A pole is tensioned at point A as shown below, if the angles are to be kept the same, then using a suitable double angle identity determine the distance $d$:

Edit: Note that triangle ACB is not a right angled triangle. Should now read: Note that triangle ACD is not a right angled triangle.
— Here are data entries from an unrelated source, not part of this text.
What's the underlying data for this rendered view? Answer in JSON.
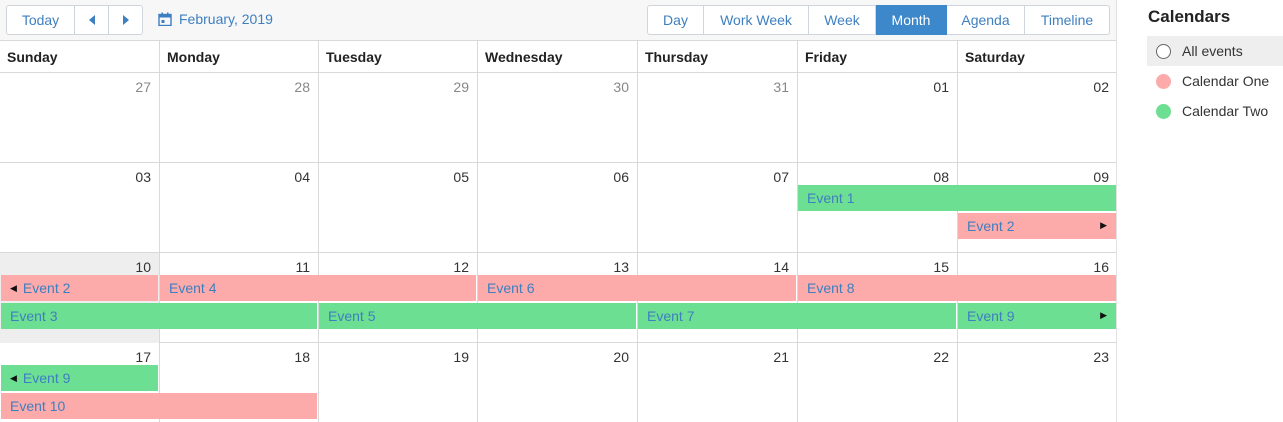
{
  "toolbar": {
    "today_label": "Today",
    "prev_icon": "◀",
    "next_icon": "▶",
    "date_label": "February, 2019",
    "views": [
      {
        "label": "Day",
        "active": false
      },
      {
        "label": "Work Week",
        "active": false
      },
      {
        "label": "Week",
        "active": false
      },
      {
        "label": "Month",
        "active": true
      },
      {
        "label": "Agenda",
        "active": false
      },
      {
        "label": "Timeline",
        "active": false
      }
    ]
  },
  "weekdays": [
    "Sunday",
    "Monday",
    "Tuesday",
    "Wednesday",
    "Thursday",
    "Friday",
    "Saturday"
  ],
  "weeks": [
    [
      {
        "n": "27",
        "other": true
      },
      {
        "n": "28",
        "other": true
      },
      {
        "n": "29",
        "other": true
      },
      {
        "n": "30",
        "other": true
      },
      {
        "n": "31",
        "other": true
      },
      {
        "n": "01"
      },
      {
        "n": "02"
      }
    ],
    [
      {
        "n": "03"
      },
      {
        "n": "04"
      },
      {
        "n": "05"
      },
      {
        "n": "06"
      },
      {
        "n": "07"
      },
      {
        "n": "08"
      },
      {
        "n": "09"
      }
    ],
    [
      {
        "n": "10",
        "today": true
      },
      {
        "n": "11"
      },
      {
        "n": "12"
      },
      {
        "n": "13"
      },
      {
        "n": "14"
      },
      {
        "n": "15"
      },
      {
        "n": "16"
      }
    ],
    [
      {
        "n": "17"
      },
      {
        "n": "18"
      },
      {
        "n": "19"
      },
      {
        "n": "20"
      },
      {
        "n": "21"
      },
      {
        "n": "22"
      },
      {
        "n": "23"
      }
    ]
  ],
  "events": [
    {
      "label": "Event 1",
      "calendar": "two",
      "week": 1,
      "start": 5,
      "span": 2,
      "row": 0
    },
    {
      "label": "Event 2",
      "calendar": "one",
      "week": 1,
      "start": 6,
      "span": 1,
      "row": 1,
      "continues": true
    },
    {
      "label": "Event 2",
      "calendar": "one",
      "week": 2,
      "start": 0,
      "span": 1,
      "row": 0,
      "continued": true
    },
    {
      "label": "Event 4",
      "calendar": "one",
      "week": 2,
      "start": 1,
      "span": 2,
      "row": 0
    },
    {
      "label": "Event 6",
      "calendar": "one",
      "week": 2,
      "start": 3,
      "span": 2,
      "row": 0
    },
    {
      "label": "Event 8",
      "calendar": "one",
      "week": 2,
      "start": 5,
      "span": 2,
      "row": 0
    },
    {
      "label": "Event 3",
      "calendar": "two",
      "week": 2,
      "start": 0,
      "span": 2,
      "row": 1
    },
    {
      "label": "Event 5",
      "calendar": "two",
      "week": 2,
      "start": 2,
      "span": 2,
      "row": 1
    },
    {
      "label": "Event 7",
      "calendar": "two",
      "week": 2,
      "start": 4,
      "span": 2,
      "row": 1
    },
    {
      "label": "Event 9",
      "calendar": "two",
      "week": 2,
      "start": 6,
      "span": 1,
      "row": 1,
      "continues": true
    },
    {
      "label": "Event 9",
      "calendar": "two",
      "week": 3,
      "start": 0,
      "span": 1,
      "row": 0,
      "continued": true
    },
    {
      "label": "Event 10",
      "calendar": "one",
      "week": 3,
      "start": 0,
      "span": 2,
      "row": 1
    }
  ],
  "sidebar": {
    "title": "Calendars",
    "items": [
      {
        "label": "All events",
        "icon": "radio-ring",
        "selected": true
      },
      {
        "label": "Calendar One",
        "color": "#fdaaaa"
      },
      {
        "label": "Calendar Two",
        "color": "#6ddf92"
      }
    ]
  },
  "colors": {
    "accent": "#3e7fc1",
    "active_view": "#3d87cb",
    "calendar_one": "#fdaaaa",
    "calendar_two": "#6ddf92",
    "today_cell": "#eeeeee"
  }
}
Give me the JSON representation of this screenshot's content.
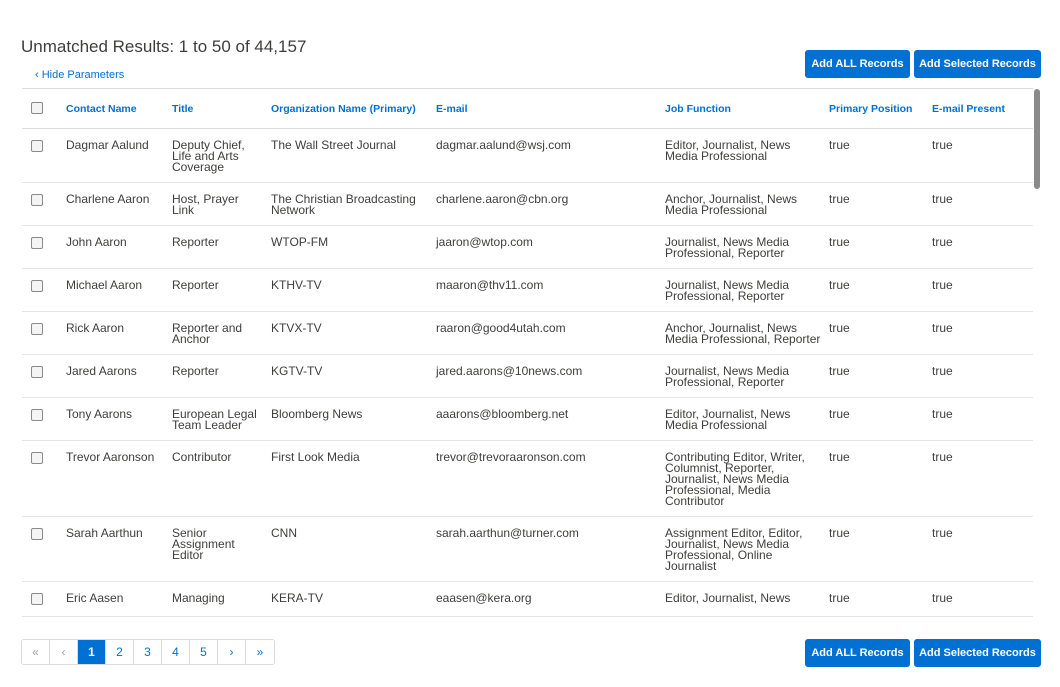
{
  "header": {
    "title": "Unmatched Results: 1 to 50 of 44,157",
    "hide_params": "‹ Hide Parameters"
  },
  "actions": {
    "add_all": "Add ALL Records",
    "add_selected": "Add Selected Records"
  },
  "columns": [
    "Contact Name",
    "Title",
    "Organization Name (Primary)",
    "E-mail",
    "Job Function",
    "Primary Position",
    "E-mail Present"
  ],
  "rows": [
    {
      "name": "Dagmar Aalund",
      "title": "Deputy Chief, Life and Arts Coverage",
      "org": "The Wall Street Journal",
      "email": "dagmar.aalund@wsj.com",
      "job": "Editor, Journalist, News Media Professional",
      "primary": "true",
      "email_present": "true"
    },
    {
      "name": "Charlene Aaron",
      "title": "Host, Prayer Link",
      "org": "The Christian Broadcasting Network",
      "email": "charlene.aaron@cbn.org",
      "job": "Anchor, Journalist, News Media Professional",
      "primary": "true",
      "email_present": "true"
    },
    {
      "name": "John Aaron",
      "title": "Reporter",
      "org": "WTOP-FM",
      "email": "jaaron@wtop.com",
      "job": "Journalist, News Media Professional, Reporter",
      "primary": "true",
      "email_present": "true"
    },
    {
      "name": "Michael Aaron",
      "title": "Reporter",
      "org": "KTHV-TV",
      "email": "maaron@thv11.com",
      "job": "Journalist, News Media Professional, Reporter",
      "primary": "true",
      "email_present": "true"
    },
    {
      "name": "Rick Aaron",
      "title": "Reporter and Anchor",
      "org": "KTVX-TV",
      "email": "raaron@good4utah.com",
      "job": "Anchor, Journalist, News Media Professional, Reporter",
      "primary": "true",
      "email_present": "true"
    },
    {
      "name": "Jared Aarons",
      "title": "Reporter",
      "org": "KGTV-TV",
      "email": "jared.aarons@10news.com",
      "job": "Journalist, News Media Professional, Reporter",
      "primary": "true",
      "email_present": "true"
    },
    {
      "name": "Tony Aarons",
      "title": "European Legal Team Leader",
      "org": "Bloomberg News",
      "email": "aaarons@bloomberg.net",
      "job": "Editor, Journalist, News Media Professional",
      "primary": "true",
      "email_present": "true"
    },
    {
      "name": "Trevor Aaronson",
      "title": "Contributor",
      "org": "First Look Media",
      "email": "trevor@trevoraaronson.com",
      "job": "Contributing Editor, Writer, Columnist, Reporter, Journalist, News Media Professional, Media Contributor",
      "primary": "true",
      "email_present": "true"
    },
    {
      "name": "Sarah Aarthun",
      "title": "Senior Assignment Editor",
      "org": "CNN",
      "email": "sarah.aarthun@turner.com",
      "job": "Assignment Editor, Editor, Journalist, News Media Professional, Online Journalist",
      "primary": "true",
      "email_present": "true"
    },
    {
      "name": "Eric Aasen",
      "title": "Managing",
      "org": "KERA-TV",
      "email": "eaasen@kera.org",
      "job": "Editor, Journalist, News",
      "primary": "true",
      "email_present": "true"
    }
  ],
  "pagination": {
    "first": "«",
    "prev": "‹",
    "pages": [
      "1",
      "2",
      "3",
      "4",
      "5"
    ],
    "next": "›",
    "last": "»"
  }
}
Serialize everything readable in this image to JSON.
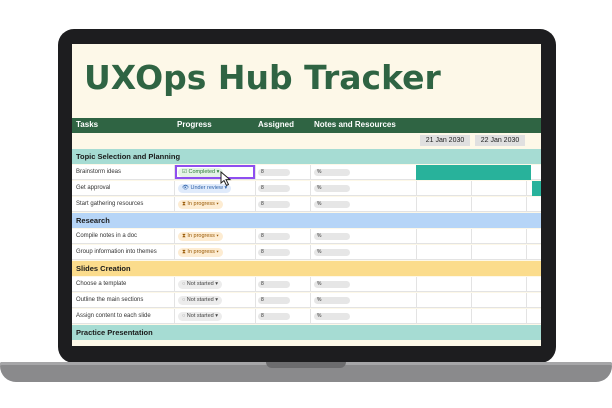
{
  "title": "UXOps Hub Tracker",
  "columns": {
    "tasks": "Tasks",
    "progress": "Progress",
    "assigned": "Assigned",
    "notes": "Notes and Resources"
  },
  "dates": [
    "21 Jan 2030",
    "22 Jan 2030"
  ],
  "groups": [
    {
      "name": "Topic Selection and Planning",
      "color": "#a6dcd3",
      "rows": [
        {
          "task": "Brainstorm ideas",
          "status": "Completed",
          "assigned": "8",
          "notes": "%"
        },
        {
          "task": "Get approval",
          "status": "Under review",
          "assigned": "8",
          "notes": "%"
        },
        {
          "task": "Start gathering resources",
          "status": "In progress",
          "assigned": "8",
          "notes": "%"
        }
      ]
    },
    {
      "name": "Research",
      "color": "#b6d5f7",
      "rows": [
        {
          "task": "Compile notes in a doc",
          "status": "In progress",
          "assigned": "8",
          "notes": "%"
        },
        {
          "task": "Group information into themes",
          "status": "In progress",
          "assigned": "8",
          "notes": "%"
        }
      ]
    },
    {
      "name": "Slides Creation",
      "color": "#fbdc8c",
      "rows": [
        {
          "task": "Choose a template",
          "status": "Not started",
          "assigned": "8",
          "notes": "%"
        },
        {
          "task": "Outline the main sections",
          "status": "Not started",
          "assigned": "8",
          "notes": "%"
        },
        {
          "task": "Assign content to each slide",
          "status": "Not started",
          "assigned": "8",
          "notes": "%"
        }
      ]
    },
    {
      "name": "Practice Presentation",
      "color": "#a6dcd3",
      "rows": []
    }
  ],
  "icons": {
    "done": "check-box-icon",
    "review": "eye-icon",
    "progress": "hourglass-icon",
    "not": "circle-icon",
    "caret": "chevron-down-icon"
  },
  "accent": "#2f6443",
  "gantt_color": "#28b29b"
}
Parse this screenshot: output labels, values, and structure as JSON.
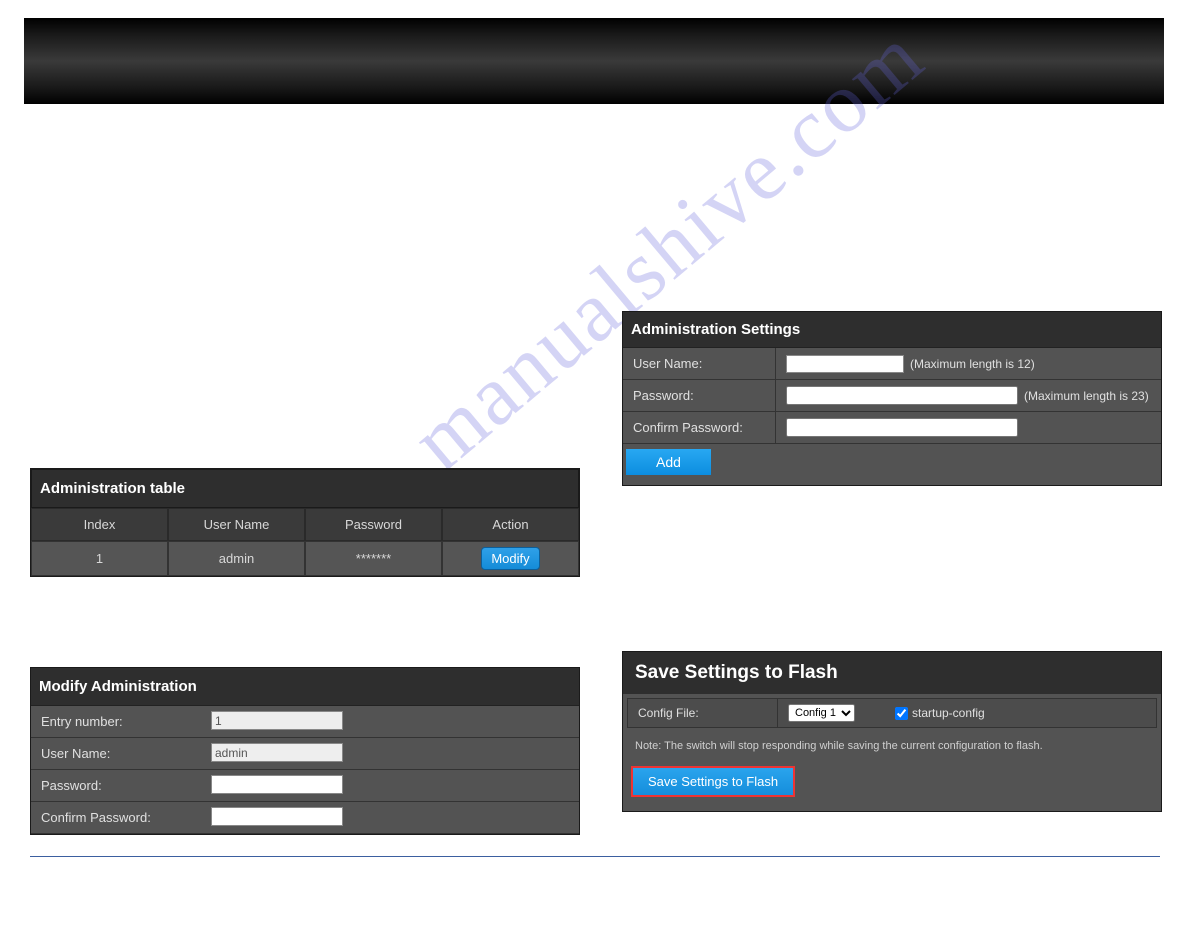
{
  "banner": {},
  "topLink": "",
  "navLink": "",
  "watermark": "manualshive.com",
  "adminTable": {
    "title": "Administration table",
    "headers": [
      "Index",
      "User Name",
      "Password",
      "Action"
    ],
    "rows": [
      {
        "index": "1",
        "user": "admin",
        "password": "*******",
        "action": "Modify"
      }
    ]
  },
  "modifyPanel": {
    "title": "Modify Administration",
    "entryNumberLabel": "Entry number:",
    "entryNumberValue": "1",
    "userNameLabel": "User Name:",
    "userNameValue": "admin",
    "passwordLabel": "Password:",
    "passwordValue": "",
    "confirmLabel": "Confirm Password:",
    "confirmValue": ""
  },
  "settingsPanel": {
    "title": "Administration Settings",
    "userNameLabel": "User Name:",
    "userNameValue": "",
    "userNameHint": "(Maximum length is 12)",
    "passwordLabel": "Password:",
    "passwordValue": "",
    "passwordHint": "(Maximum length is 23)",
    "confirmLabel": "Confirm Password:",
    "confirmValue": "",
    "addButton": "Add"
  },
  "savePanel": {
    "title": "Save Settings to Flash",
    "configFileLabel": "Config File:",
    "configSelected": "Config 1",
    "startupCheckbox": true,
    "startupLabel": "startup-config",
    "note": "Note: The switch will stop responding while saving the current configuration to flash.",
    "saveButton": "Save Settings to Flash"
  }
}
By using $$\cos 2x=2\cos^2 x-1$$ My working is: $$\cos x=\frac d3$$ $$\cos 2x=\frac d3$$ therefore: $$\frac d3=2(\frac d3)^2-1$$

Now becomes solvable as a quadratic equation

Answer 1

To solve the quadratic equation when in the form $ax^2+bx+c=0$ you can use the formula: $$x = \frac{-b \pm \sqrt{b^2 - 4ac} }{2a}$$

Answer 2

$\cos(x)\neq \frac{2}{3}$ because the angle $\widehat{ACD} \neq \frac{\pi}{2}$.

Answer 3

I will interpret the problem as "given a point $C$ on a segment $BD$ such as $BC=b$ and $CD=c$, what is the distance $d$ from $A$ to $B$ such that $BC$ and $CD$ have the same angular diameter?"

Using the law of cosines in triangles $ABC$ and $ACD$ we get $$c^2=2^2+3^2-2\times 2\times 3 \cos x$$ $$b^2=d^2+2^2-4d\cos x$$ so that $$\cos x=\dfrac{13-c^2}{12}$$ and $$b^2=d^2+4-\dfrac{4d(13-c^2)}{12}$$ The last equation is quadratic in $d$ and easy to solve.